Tokyo – Victor Company of Japan (JVC) reported that its consumer electronics division’s sales were down in the Americas for its fiscal year.
The drop was due mainly to a stalled U.S. economic recovery that was influenced by several huge corporate bankruptcies and slowing consumer spending, as well as the Iraq war’s impact on future uncertainties, said JVC. The company’s reporting period ended March 31.
Overall JVC sales of CE products, however, increased 5.2 percent year-on-year, thanks to strong growth for DVD players, car audio and projection television sets, while sales of digital video cameras struggled. CE sales for the year hit $5.63 billion, up from $5.35 billion in the same period the preceding 12 months.
JVC’s software and media products division struggled during the fiscal year, with the music, video and game software industries all under-performing during the period, said the company. Software and media product sales dipped 5.4 percent for the 12 months, down to $1.4 billion, from $1.5 billion a year earlier.
Consolidated JVC sales were generally flat for the 12 months, edging up about 1.4 percent, to $8.06 billion, from $7.95 billion in the year-ago period.

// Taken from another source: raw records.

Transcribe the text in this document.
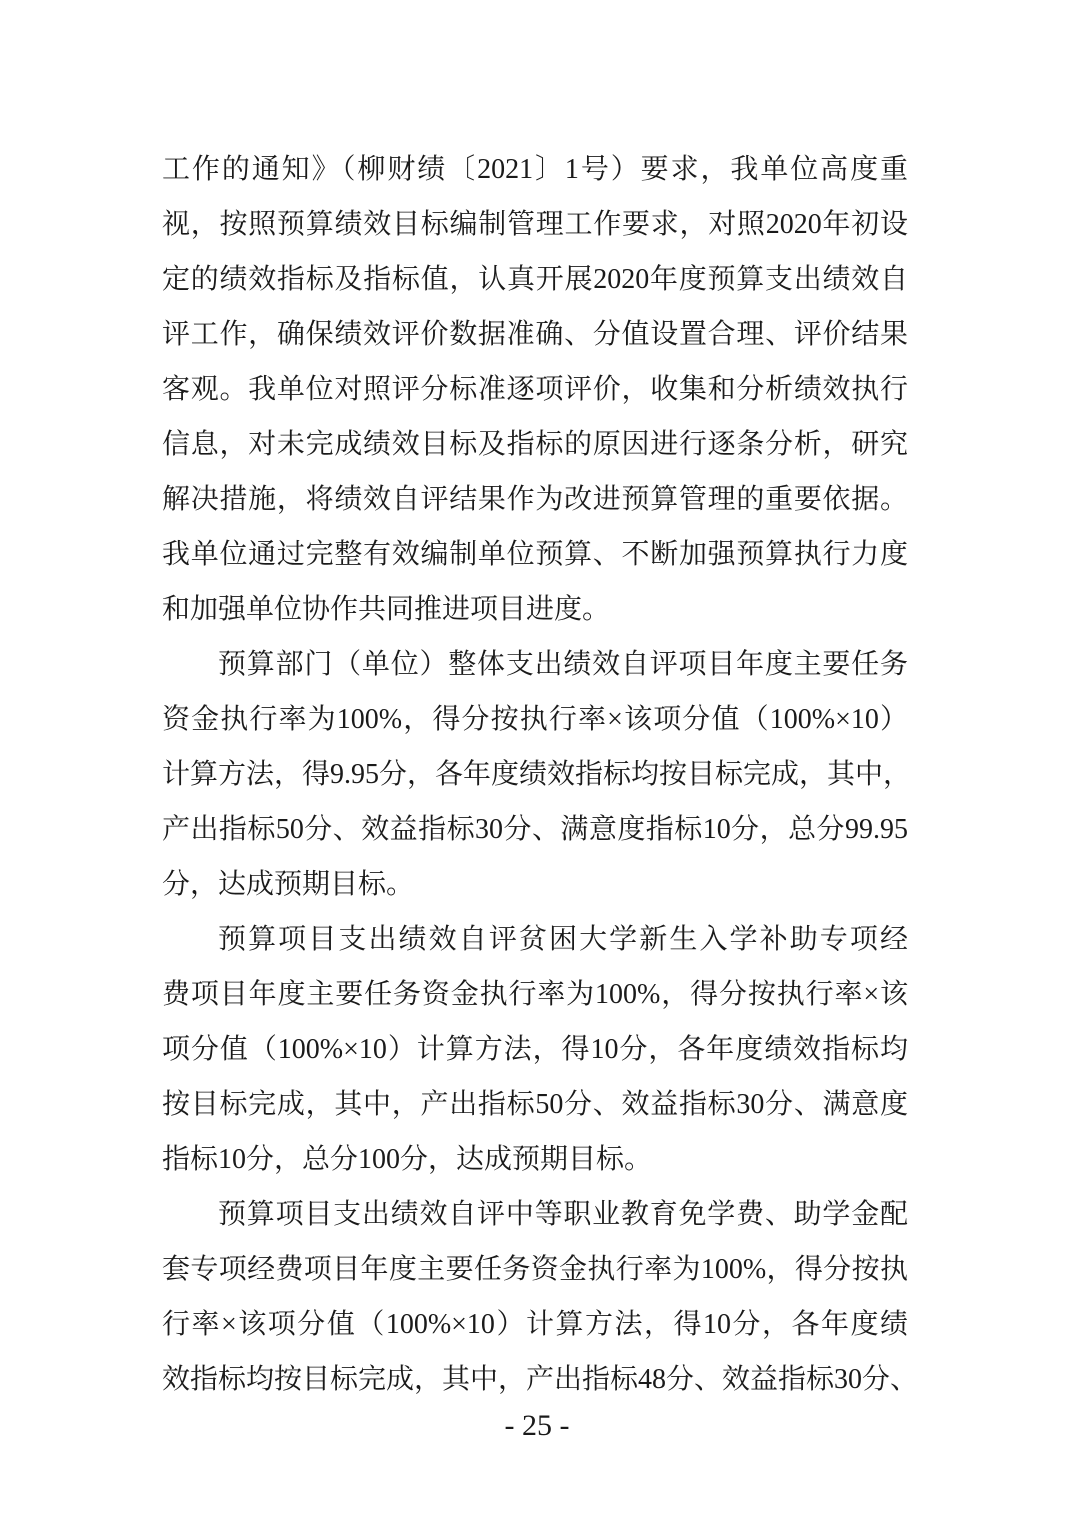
工作的通知》（柳财绩〔2021〕1号）要求，我单位高度重
视，按照预算绩效目标编制管理工作要求，对照2020年初设
定的绩效指标及指标值，认真开展2020年度预算支出绩效自
评工作，确保绩效评价数据准确、分值设置合理、评价结果
客观。我单位对照评分标准逐项评价，收集和分析绩效执行
信息，对未完成绩效目标及指标的原因进行逐条分析，研究
解决措施，将绩效自评结果作为改进预算管理的重要依据。
我单位通过完整有效编制单位预算、不断加强预算执行力度
和加强单位协作共同推进项目进度。
预算部门（单位）整体支出绩效自评项目年度主要任务
资金执行率为100%，得分按执行率×该项分值（100%×10）
计算方法，得9.95分，各年度绩效指标均按目标完成，其中，
产出指标50分、效益指标30分、满意度指标10分，总分99.95
分，达成预期目标。
预算项目支出绩效自评贫困大学新生入学补助专项经
费项目年度主要任务资金执行率为100%，得分按执行率×该
项分值（100%×10）计算方法，得10分，各年度绩效指标均
按目标完成，其中，产出指标50分、效益指标30分、满意度
指标10分，总分100分，达成预期目标。
预算项目支出绩效自评中等职业教育免学费、助学金配
套专项经费项目年度主要任务资金执行率为100%，得分按执
行率×该项分值（100%×10）计算方法，得10分，各年度绩
效指标均按目标完成，其中，产出指标48分、效益指标30分、
- 25 -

Consolidated operating income and net income both moved into the black during the 12 months, due to such factors as strong sales of the company’s CE business in Japan and overseas. Operating income came in at $185.9 million, compared with an operating loss of $100.8 million year over year. Net income hit $52.8 million, compared with a net loss of $371.5 million in the same period a year ago.
JVC predicts a consolidated annual sales increase of 3 percent year-on-year for the period ending March 31, 2004, up to $8.3 billion. Net income should increase to $91.7 million for the 12 months.